第27話:先へ進むために
エルフの国の成立。
それは急速に進んだ。
……形だけは。
「でもとりあえず、形だけでも作るのが重要だと思うんだよね」
これまではその形すらなかった。
これから器に盛って、中身を整えていかないといけないけれど、そもそも盛る為の器がなかったら何も盛れない。
さて、問題は……。
「今、エルフさん達は首都となる場所にとりあえずの建物を作ってもらってる」
「それと並行して、軍事力の抽出も行わないといけねえんだが、そっちは若い連中が案外手を挙げてきてらあ」
カノンとティグレさんから状況を教えてもらう。
こっちは最近は別の仕事してたからなあ。
どうやら上層部の老人達はなまじ長く生き続けてきたせいか危機感が足りないというか、これまでと変わらない日々が続いていくとどこか無意識で考えていたというか動きが鈍いが、若い連中は意外と素直に危機感を持ってくれたようだ。

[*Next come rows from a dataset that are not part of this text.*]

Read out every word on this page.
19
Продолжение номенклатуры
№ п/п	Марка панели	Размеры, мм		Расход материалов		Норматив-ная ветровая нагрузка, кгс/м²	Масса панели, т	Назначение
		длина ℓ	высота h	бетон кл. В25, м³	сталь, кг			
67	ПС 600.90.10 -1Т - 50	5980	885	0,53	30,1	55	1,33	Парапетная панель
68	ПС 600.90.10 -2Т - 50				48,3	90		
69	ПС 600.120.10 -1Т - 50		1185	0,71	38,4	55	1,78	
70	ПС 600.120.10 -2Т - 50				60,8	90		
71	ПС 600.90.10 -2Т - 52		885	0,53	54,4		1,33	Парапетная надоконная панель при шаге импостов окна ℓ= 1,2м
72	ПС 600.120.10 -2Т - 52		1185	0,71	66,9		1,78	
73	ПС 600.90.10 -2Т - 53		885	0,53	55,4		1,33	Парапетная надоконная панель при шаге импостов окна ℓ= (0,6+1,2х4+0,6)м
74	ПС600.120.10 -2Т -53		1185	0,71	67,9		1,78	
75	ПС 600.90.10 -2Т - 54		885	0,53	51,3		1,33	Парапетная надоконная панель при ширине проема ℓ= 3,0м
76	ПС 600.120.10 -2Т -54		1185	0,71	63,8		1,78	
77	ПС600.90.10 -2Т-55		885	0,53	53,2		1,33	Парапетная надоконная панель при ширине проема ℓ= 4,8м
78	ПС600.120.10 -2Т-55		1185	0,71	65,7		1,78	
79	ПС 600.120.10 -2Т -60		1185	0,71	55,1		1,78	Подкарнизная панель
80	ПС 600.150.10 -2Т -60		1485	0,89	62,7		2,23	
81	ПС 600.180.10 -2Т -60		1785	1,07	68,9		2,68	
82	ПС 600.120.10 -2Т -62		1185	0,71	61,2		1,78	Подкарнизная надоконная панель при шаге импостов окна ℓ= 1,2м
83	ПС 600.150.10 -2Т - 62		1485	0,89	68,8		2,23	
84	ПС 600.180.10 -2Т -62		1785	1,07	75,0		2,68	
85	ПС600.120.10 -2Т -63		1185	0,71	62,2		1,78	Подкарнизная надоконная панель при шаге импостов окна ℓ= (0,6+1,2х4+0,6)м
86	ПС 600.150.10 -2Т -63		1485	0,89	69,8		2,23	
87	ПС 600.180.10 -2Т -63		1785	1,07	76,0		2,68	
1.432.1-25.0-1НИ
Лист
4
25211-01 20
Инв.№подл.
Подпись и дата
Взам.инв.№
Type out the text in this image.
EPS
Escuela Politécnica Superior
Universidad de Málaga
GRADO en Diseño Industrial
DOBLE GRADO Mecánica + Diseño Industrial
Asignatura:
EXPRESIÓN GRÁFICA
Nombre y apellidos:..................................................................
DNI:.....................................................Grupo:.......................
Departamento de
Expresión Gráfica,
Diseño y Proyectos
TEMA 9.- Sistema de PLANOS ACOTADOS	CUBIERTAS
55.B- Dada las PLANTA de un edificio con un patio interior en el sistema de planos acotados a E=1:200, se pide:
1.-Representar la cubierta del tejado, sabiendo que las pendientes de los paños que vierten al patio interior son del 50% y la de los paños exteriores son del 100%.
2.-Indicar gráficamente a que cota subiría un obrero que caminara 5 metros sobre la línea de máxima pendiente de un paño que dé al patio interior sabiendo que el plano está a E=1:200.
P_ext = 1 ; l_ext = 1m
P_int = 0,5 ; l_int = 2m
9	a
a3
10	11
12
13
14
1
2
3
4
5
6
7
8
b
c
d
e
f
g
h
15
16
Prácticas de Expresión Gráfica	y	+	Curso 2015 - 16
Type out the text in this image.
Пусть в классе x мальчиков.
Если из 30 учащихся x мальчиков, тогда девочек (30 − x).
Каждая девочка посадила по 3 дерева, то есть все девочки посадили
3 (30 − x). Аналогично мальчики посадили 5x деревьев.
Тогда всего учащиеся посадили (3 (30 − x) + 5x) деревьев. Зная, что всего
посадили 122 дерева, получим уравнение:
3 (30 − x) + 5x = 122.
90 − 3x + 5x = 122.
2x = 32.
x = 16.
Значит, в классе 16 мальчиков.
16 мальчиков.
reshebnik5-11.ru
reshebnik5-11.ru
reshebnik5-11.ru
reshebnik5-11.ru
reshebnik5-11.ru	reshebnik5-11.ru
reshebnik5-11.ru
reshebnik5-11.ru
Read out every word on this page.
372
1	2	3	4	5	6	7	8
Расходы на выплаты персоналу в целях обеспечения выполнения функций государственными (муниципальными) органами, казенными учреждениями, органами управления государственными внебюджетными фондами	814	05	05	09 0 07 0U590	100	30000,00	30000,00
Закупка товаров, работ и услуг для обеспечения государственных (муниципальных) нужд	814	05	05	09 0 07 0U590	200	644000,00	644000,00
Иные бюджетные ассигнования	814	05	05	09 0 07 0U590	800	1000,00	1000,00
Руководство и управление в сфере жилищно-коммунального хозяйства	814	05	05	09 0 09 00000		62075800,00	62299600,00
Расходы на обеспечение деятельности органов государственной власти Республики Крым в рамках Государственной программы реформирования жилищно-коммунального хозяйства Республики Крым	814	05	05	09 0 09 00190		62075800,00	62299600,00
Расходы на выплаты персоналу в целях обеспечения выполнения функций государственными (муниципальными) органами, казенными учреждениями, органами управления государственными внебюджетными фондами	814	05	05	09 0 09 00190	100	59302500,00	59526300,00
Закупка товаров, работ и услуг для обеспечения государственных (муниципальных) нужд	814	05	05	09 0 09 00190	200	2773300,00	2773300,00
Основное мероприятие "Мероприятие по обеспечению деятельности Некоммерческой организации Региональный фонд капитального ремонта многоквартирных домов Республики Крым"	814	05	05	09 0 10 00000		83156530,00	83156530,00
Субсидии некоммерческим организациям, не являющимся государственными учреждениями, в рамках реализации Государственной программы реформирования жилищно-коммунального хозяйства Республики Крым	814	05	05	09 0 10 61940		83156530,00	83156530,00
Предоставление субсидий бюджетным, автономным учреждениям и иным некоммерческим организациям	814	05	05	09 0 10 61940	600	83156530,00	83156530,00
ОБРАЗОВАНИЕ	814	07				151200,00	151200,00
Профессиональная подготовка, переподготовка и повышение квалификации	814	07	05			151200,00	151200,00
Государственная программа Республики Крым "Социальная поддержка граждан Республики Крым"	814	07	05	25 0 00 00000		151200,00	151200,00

やはり、大森林地帯が確実に減っている姿を見せられた事がそれに繋がったようだ。
「なんで数だけは揃うだろ、数だけは」
「ま、訓練もせずに戦力になる訳がない。武器の扱いは弓とかは問題ないにせよ、行軍とか輸送とか軍には色々あるから」
そりゃそうだよね。
「だから、こうやって勉強に来てもらってる訳だけどよ……」
ちら、とティグレさんが他のエルフ達に視線を向けるんだけど……全員が困惑している。
「お前らはこれからどうしたらいいと思う?俺らには俺らの腹案があるが、お前らはどう思うか意見を言ってみてくれ」
顔を見合わせたエルフ達はしばらくしてから一人が、それを契機にまた別の一人がとためらいながら発言していった。その内容をまとめるのならば。
『奪われた森を取り戻す』
『人族の土地に攻め込む』
といった攻撃的なものから。
『これ以上森を奪われないよう守る為の村を作る』
『協力関係を築けるよう一緒に狩りなんかをする』
といったものまで様々だ。
ただ、基本的にこの場にいる時点で「今のままだと拙い」と理解して志願してきた者達である事は変わらないので考えて発言はしてくれている。さて、そろそろかな。
「おっし、んじゃ常葉にカノン。お前らはどうだ?」
「そうですね、自分はまず相手にこちらの力を認めさせない事にはどうにもならないかと」
「同じく。それで偵察してみて感じた事なんですけど、今のままだとエルフさん達だけじゃ足りんのですよねえ……数が足りない」
どこかむっとした様子のエルフ達の様子を見て、カノンが補足する。
エルフの狩人が幾ら精強でも、現状での軍としての数は精々数千がいい所。これに対して、相手は万単位の規模の軍勢を動かせる。
更に回復量も桁違いの差がある。
エルフ達は出生率や、大人になるまでの時間が長い。百年という期間で見ればエルフ達はやっと一世代かそこら、これに対して人の場合は四世代から五世代にもなる。
「つまりだなあ。連中が攻めてきて、お前らが痛い目を見せて追い返したとするだろ?その時、こっちの損害が千人のエルフがいたとして百人ぐらいがやられたとする。で、あっちの損害は三万人の内一万だったとする。でもな、こっちが百人を回復するのに百年ぐらいかかるのに、あっちは一万を回復するには十年もかからねえんだ」
ぎょっとしてるな。
「分かるだろ?百年の間に十回攻めて来て、同じ事が繰り返されたらこっちは九百人減ったから残りは百人しかいないのに、あっちは三万のまま押し寄せてくるんだ。……十一回目で完全にこっちは消滅するな」
『『『『『『………』』』』』』
一人で百倒してもまだ足りない。
こっちの損害は限りなく毎回ゼロにして、その癖相手には多大な損害を与えないといけない。……うん、エルフだけじゃ絶対無理。
「なんで味方を増やす。協力出来る連中を増やして、攻めてくる連中に対抗する」
当初は獣人達との協力関係を築く事を考えた。
けど、調べてみると山脈越えは大変だし、あっちは今回エルフ達が敵対してる国とは国境を接してないとか色々あるんだよね。
だから別方向を探して良さそうな場所は見つかったんだけど……。
「だが、その前に落としておかないといけない場所がある」
そう、味方を増やす為に進むのに邪魔な場所。
「ここから一番近い連中の都だ」
まずはここを攻め落とさないとね。そのために準備してきたんだ。